LATVIA ACCOMMODATES RUSSIA IN BORDER NEGOTIATIONS.
Publication: Monitor Volume: 3 Issue: 41
Aivars Vovers, Latvia’s chief delegate to the negotiations on a border agreement with Russia, announced yesterday that Latvia agreed to major concessions in the February 24-25 round of talks in Moscow. Riga has dropped the issue of the Abrene district (renamed Pytalovo), annexed to the Russian Federation following the Soviet occupation of Latvia. It has also given up compensation claims on behalf of that district’s expropriated residents, and has renounced the demand to include a reference to the legal validity of the 1920 Russian-Latvian peace treaty in this border agreement. The signing of the agreement is nevertheless far from imminent, because the sides must still work on delimiting the border on topographic maps.

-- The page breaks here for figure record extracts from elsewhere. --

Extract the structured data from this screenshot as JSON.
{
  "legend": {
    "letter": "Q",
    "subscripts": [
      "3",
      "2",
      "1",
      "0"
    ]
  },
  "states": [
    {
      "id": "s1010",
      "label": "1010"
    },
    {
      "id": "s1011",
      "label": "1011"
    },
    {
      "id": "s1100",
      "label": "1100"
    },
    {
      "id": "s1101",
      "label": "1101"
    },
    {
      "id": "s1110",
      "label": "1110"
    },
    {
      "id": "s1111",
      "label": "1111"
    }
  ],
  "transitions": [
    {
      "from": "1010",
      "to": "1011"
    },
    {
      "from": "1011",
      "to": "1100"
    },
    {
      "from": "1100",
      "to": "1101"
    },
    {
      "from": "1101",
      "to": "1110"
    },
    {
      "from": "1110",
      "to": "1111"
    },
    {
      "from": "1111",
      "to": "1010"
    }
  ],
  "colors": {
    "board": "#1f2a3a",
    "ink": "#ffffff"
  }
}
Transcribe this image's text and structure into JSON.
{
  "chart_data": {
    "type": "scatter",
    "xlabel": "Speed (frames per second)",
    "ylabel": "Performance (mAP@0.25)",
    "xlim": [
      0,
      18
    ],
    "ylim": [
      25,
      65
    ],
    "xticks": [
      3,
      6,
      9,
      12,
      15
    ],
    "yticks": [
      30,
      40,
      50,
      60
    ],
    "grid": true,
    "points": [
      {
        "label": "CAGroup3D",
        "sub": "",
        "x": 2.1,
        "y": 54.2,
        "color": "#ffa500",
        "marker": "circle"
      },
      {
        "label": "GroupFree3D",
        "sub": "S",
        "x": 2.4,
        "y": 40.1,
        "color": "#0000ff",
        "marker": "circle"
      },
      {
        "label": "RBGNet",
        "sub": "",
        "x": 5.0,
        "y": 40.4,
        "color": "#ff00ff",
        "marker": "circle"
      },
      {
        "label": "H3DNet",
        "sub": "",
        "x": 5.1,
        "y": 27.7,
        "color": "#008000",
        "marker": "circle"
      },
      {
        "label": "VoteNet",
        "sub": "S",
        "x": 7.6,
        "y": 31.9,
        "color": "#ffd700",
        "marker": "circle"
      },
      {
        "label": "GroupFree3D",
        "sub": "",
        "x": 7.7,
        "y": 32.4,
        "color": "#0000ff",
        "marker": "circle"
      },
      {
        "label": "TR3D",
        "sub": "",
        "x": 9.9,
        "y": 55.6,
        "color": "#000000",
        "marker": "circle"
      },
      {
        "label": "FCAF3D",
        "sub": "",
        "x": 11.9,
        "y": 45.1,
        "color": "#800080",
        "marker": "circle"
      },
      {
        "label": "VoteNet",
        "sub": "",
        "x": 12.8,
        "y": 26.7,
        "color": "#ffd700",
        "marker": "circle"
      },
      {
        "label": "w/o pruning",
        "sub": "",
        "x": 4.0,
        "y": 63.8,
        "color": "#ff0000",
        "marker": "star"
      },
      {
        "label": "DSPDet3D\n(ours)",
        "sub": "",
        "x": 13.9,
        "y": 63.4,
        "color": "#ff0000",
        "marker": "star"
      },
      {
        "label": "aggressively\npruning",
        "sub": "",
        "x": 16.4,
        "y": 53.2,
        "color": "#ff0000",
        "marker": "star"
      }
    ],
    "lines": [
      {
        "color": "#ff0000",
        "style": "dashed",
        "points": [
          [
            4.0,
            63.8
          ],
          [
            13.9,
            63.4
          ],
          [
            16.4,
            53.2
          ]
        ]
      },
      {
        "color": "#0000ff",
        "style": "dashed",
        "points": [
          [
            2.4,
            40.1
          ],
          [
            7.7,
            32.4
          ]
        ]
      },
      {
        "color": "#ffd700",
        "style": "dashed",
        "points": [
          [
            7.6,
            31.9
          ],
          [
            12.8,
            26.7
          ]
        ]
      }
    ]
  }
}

The Latvian delegation had acted on presidential and Foreign Ministry instructions. The parliament’s Foreign Policy Commission chairman, Indulis Berzins, yesterday termed the concessions realistic and unavoidable, considering Moscow’s intransigence and its tactic of blocking the border negotiations in order to drive a wedge between Latvia and the West. A continuing deadlock in the border negotiations "would play into the hands of those politicians unwilling to see Latvia in the European Union and NATO," Berzins observed. (BNS, February 26)
Latvia’s experience thus far parallels that of Estonia, which agreed to similar concessions last November. In Estonia’s case, Moscow is also dragging out the work on topographic maps in order to delay the signing of the agreement. Moreover, Russia now links the ultimate signing of the agreement to changes in the status of ethnic Russians in Estonia and Latvia. The two Baltic states, while rejecting that linkage, are demonstrating maximum flexibility on the issues directly connected with the border.